Math foundations
Sensitivity, Specificity, and the 2×2 Screening Table
The idea
Every classifier, screen, or alert splits the world into four boxes: true positive, false positive, false negative, and true negative. Sensitivity and specificity describe how the test behaves on known positives and negatives. They are not what reviewers feel day to day.
Positive predictive value is the conditional probability that a case is truly positive given a positive flag. That number depends on prevalence. A strong test on a rare outcome still floods the queue with false alarms.
The 2×2 table answers: How does this test split reality, and what does a positive flag mean in our population?
Example: the 2x2 screening table
Sensitivity and specificity describe the test. Positive predictive value describes what a positive flag means in your population.

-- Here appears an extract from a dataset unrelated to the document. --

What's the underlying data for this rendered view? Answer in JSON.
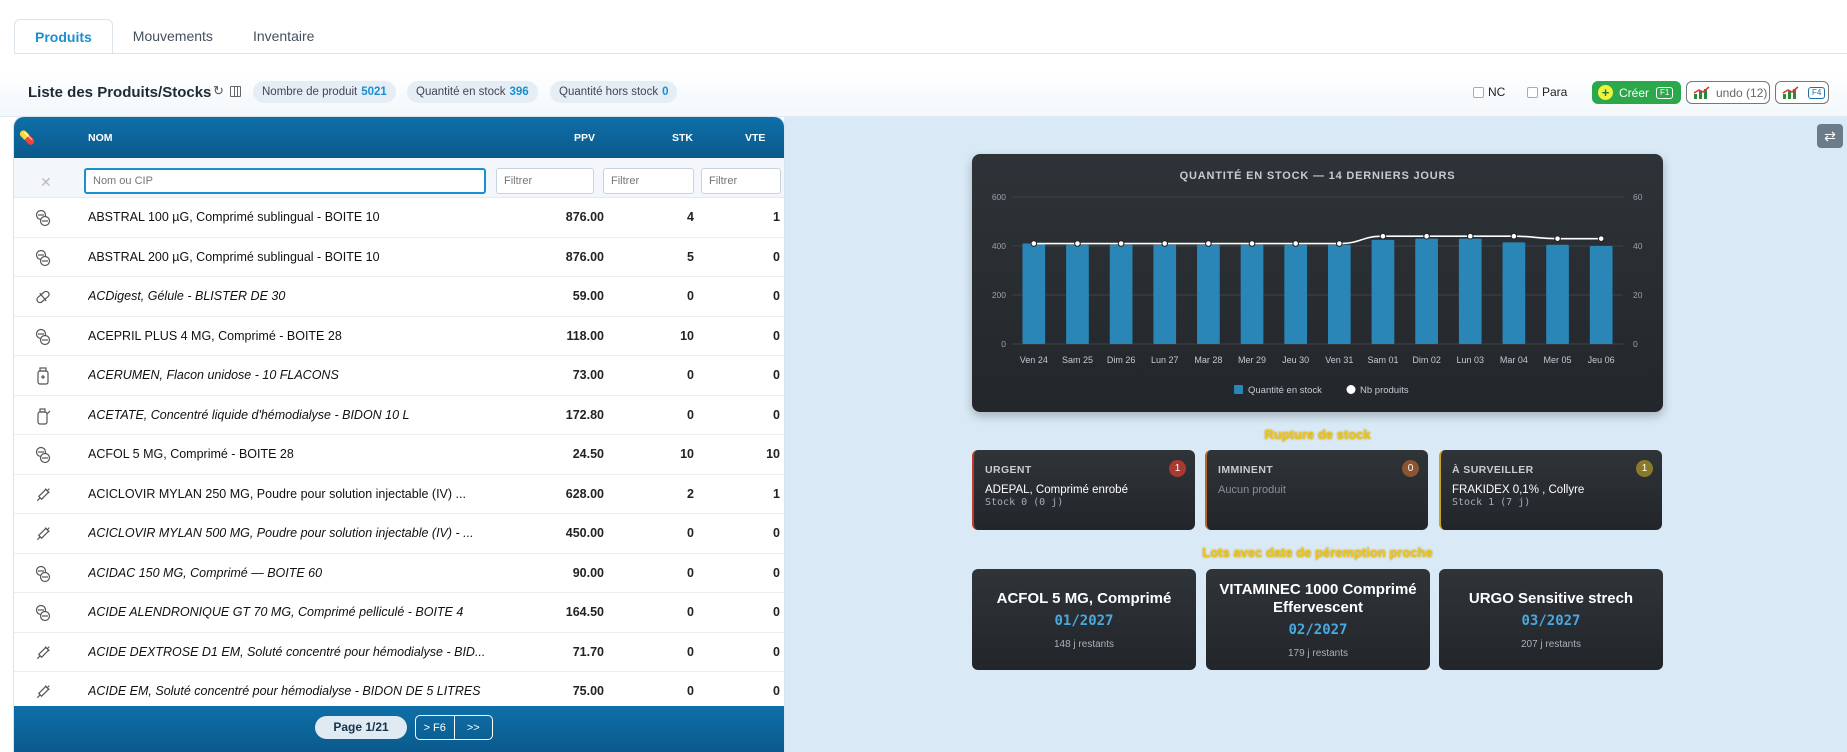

90% sensitivity sounds strong until you read the false-positive column.
| Test + | Test - | |
|---|---|---|
| Actually + | 180 TP | 20 FN |
| Actually - | 784 FP | 9016 TN |
PPV (precision): 19% · NPV: 100%
Sensitivity 90% catches most cases, but only 19% of flagged rows are true positives. Positive predictive value is what reviewers feel in the queue.
The math
Sensitivity (recall on positives)
Of all true positives, how many did the test catch? Same as recall on the disease-plus row.
Specificity
Of all true negatives, how many cleared the test? High specificity means fewer false flags.
Positive predictive value
Of everything flagged positive, how many are real? This is precision in the flagged pile. It is what base rates and threshold posts build on.
A simple application
Model cards often lead with sensitivity. Ops leads should ask for the full table with your prevalence. Staffing, auto-block policy, and reviewer training depend on PPV and queue volume, not sensitivity alone.
The habit: draw the four counts before you debate thresholds. If false positives dominate the flagged column, tighten specificity or raise the cutoff before you add headcount.